Embora o armazenamento em baterias e o investimento a
longo prazo na rede elétrica sejam frequentemente apontados como as únicas
soluções reais para enfrentar este problema, uma nova análise da Ember
descobriu que a Europa poderia adicionar 25 GW de energia eólica e solar em
sete países da UE sem construir capacidade adicional na rede por meio da
"hibridização".
O que é hibridização?
A hibridização combina tecnologias como energia eólica,
solar e de armazenamento numa única conexão à rede elétrica.
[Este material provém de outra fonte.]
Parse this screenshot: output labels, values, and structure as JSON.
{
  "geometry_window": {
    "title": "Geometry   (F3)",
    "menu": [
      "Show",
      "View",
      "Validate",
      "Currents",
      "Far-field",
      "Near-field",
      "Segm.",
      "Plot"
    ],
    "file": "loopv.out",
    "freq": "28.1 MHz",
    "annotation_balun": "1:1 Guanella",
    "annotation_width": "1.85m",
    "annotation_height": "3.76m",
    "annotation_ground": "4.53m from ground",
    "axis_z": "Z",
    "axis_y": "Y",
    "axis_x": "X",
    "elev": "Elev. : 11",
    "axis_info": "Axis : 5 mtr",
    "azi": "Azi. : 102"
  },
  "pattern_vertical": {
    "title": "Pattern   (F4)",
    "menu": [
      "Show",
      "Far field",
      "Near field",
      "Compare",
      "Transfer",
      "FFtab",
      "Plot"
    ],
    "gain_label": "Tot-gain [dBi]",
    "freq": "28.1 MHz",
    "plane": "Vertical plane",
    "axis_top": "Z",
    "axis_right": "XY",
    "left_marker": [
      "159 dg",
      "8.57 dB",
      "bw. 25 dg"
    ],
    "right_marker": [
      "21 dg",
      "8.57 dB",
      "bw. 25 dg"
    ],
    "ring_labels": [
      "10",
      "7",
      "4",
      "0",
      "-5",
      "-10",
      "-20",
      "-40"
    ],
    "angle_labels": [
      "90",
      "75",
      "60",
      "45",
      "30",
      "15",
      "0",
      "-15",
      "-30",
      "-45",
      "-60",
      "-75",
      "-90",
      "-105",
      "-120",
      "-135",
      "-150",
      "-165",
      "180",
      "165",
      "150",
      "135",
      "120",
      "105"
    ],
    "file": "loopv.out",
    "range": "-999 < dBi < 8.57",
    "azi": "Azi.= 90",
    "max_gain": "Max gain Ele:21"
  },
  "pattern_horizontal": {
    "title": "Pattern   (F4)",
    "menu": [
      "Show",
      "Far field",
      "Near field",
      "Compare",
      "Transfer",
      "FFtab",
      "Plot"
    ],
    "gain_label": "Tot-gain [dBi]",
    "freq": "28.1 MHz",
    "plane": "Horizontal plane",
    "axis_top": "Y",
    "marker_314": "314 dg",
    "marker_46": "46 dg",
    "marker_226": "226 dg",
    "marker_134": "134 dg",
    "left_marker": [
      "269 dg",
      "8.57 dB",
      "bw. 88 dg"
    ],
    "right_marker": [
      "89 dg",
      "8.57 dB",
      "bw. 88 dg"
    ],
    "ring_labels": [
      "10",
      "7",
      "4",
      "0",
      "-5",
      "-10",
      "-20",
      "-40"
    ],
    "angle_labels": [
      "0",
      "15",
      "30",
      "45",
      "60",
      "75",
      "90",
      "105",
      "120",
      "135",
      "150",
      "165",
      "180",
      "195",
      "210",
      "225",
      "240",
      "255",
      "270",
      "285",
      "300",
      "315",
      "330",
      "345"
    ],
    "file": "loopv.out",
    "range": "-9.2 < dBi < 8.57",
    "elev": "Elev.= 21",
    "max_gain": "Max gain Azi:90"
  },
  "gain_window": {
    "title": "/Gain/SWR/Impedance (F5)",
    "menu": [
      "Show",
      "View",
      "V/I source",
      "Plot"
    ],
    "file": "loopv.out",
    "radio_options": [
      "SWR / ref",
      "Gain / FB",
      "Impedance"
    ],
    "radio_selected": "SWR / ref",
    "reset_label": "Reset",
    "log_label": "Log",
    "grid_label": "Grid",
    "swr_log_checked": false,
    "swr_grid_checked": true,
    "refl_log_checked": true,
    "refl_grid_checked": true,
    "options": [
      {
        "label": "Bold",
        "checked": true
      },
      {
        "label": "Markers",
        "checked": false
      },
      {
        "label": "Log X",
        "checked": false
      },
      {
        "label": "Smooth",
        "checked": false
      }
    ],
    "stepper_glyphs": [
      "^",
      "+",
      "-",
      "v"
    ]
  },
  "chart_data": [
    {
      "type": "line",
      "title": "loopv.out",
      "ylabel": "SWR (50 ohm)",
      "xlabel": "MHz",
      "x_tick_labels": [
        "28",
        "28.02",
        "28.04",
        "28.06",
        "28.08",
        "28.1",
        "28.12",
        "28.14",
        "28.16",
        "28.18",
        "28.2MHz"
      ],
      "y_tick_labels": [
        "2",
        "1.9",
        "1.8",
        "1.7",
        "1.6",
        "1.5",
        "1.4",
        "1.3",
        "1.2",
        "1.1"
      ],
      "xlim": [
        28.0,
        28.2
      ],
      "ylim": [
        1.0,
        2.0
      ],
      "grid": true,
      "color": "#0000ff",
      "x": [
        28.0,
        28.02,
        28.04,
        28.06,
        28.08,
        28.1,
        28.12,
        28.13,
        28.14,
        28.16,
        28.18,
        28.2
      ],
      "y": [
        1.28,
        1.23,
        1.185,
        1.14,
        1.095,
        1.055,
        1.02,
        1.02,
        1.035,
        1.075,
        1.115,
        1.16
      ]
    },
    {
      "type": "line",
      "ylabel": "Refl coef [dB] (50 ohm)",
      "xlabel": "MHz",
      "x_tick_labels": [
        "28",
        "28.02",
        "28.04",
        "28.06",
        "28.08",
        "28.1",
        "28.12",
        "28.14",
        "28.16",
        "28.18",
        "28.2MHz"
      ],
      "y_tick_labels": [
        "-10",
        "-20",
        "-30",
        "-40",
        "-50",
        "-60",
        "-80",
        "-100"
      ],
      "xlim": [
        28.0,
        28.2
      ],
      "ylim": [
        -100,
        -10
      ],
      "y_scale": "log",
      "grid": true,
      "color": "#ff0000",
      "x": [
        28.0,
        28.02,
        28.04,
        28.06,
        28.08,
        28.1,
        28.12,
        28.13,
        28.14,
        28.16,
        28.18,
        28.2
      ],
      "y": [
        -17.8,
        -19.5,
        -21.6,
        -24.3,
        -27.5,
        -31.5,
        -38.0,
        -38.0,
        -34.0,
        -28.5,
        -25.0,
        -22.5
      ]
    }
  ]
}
Imagine as três
fontes a compartilhar a mesma "tomada" na rede de eletricidade.
A Ember afirma que, na Europa, as centrais hidroelétricas
são "particularmente adequadas" para a hibridização, porque grande
parte da sua capacidade de geração de energia fica ociosa durante o dia.
Isto ocorre porque as centrais hidroelétricas funcionam
como baterias sob procura, que podem ter a sua produção aumentada quando o
consumo de eletricidade aumenta (o que normalmente acontece no início da manhã
e no início da noite, quando as pessoas estão em casa) ou operar com baixa
produção nos horários de menor consumo.
“Ao adicionar energia eólica ou solar no mesmo ponto de
conexão de uma central hidroelétrica, os desenvolvedores podem entrar em
operação mais rapidamente e os operadores podem usar a infraestrutura da rede
de forma mais eficiente – em média, dobrando a utilização – mantendo-se dentro
dos limites de exportação”, afirma Elisabeth Cremona, líder de infraestruturas
de energia da Ember.
O relatório constatou que, na Áustria, Bulgária, França,
Itália, Portugal, Roménia e Espanha (os principais mercados de energia
hidroelétrica da UE), a hibridização poderia integrar 18% das novas energias
renováveis previstas para 2030 sem exigir capacidade adicional na rede
elétrica.
A hibridização oferece uma solução "imediata".
Dos sete mercados estudados pela Ember, apenas Portugal e Espanha possuem regras
específicas para projetos híbridos. Os demais países carecem de "marcos
regulatórios claros", segundo o relatório.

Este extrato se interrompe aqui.